Derrière la proposition intime et historique se dessine pourtant dès la première minute une tentative pas si cachée d'autobiographie narcissique, ce que révèle l'emploi abusif de la voix off et de la propre silhouette du réalisateur, toujours montrée de dos, floue, en ombre ou saisie de loin. De sa voix grave affligée, il psalmodie un chapelet de phrases brumeuses et pauvrement philosophiques il interpelle les autres, la faune et la flore avec un "tu" qui le place en démiurge maladroit, à distance, le spectateur ainsi mis dans la position de celui qui n'a pas vu et donc ne sait pas.

L'évidente beauté des paysages, de la matière, des roches saillantes et de leurs formes taillées vif, est gâchée par des effets visuels agaçants et prétentieux qui ne font que polluer l'expérience : jeux de flous, gros plans, ralentis, lecture à l'envers... A quoi s'ajoutent une musique de presque chaque instant (choix surprenant pour un film qui célèbre le grandiose silence du Continent blanc) et des effets sonores trop riches qui donnent un sentiment d'aritificialité à de nombreuses images.

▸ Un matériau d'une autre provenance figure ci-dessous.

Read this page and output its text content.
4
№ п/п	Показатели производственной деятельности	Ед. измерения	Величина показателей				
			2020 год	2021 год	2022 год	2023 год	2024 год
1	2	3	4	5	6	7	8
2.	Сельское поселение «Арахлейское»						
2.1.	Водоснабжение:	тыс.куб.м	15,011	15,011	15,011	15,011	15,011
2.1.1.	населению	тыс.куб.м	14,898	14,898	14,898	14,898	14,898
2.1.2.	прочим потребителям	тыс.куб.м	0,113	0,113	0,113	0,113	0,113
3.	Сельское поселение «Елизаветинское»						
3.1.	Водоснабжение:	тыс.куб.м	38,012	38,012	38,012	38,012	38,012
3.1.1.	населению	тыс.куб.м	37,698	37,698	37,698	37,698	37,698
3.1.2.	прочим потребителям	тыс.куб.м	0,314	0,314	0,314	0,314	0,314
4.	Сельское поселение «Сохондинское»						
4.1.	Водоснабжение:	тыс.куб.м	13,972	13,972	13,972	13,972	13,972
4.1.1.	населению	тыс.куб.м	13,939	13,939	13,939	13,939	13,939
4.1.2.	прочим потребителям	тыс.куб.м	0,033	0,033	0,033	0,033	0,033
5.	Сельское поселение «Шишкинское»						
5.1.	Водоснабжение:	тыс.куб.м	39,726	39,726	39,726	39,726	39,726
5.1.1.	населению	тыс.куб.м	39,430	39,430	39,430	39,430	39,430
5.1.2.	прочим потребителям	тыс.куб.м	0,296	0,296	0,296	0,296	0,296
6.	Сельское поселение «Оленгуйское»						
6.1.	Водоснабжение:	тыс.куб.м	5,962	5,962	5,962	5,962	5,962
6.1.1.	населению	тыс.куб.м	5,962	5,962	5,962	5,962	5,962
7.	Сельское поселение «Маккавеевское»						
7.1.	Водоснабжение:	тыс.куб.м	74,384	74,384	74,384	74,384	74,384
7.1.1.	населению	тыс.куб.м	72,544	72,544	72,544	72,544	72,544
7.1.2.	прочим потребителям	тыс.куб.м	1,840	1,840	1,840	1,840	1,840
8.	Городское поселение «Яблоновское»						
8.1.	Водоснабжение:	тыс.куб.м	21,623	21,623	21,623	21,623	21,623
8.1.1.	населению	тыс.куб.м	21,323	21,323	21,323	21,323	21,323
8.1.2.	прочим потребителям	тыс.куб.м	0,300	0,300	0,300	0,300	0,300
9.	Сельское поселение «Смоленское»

Mais à longueur que le film justifie son titre et que le navire traverse les latitudes vers les terres australes, le film tend progressivement à l'épure, le silence s'installe, la voix se fait plus rare, plus informative, plus juste, et les plans plus rares rendent enfin l'hommage tant attendu à la beauté de la nature. Quelques moments s'avèrent même saisissants tant le noir et blanc enfin justifié parvient à jouer avec les échelles, les proportions, les matières et les textures, tendant parfois à une remarquable abstraction.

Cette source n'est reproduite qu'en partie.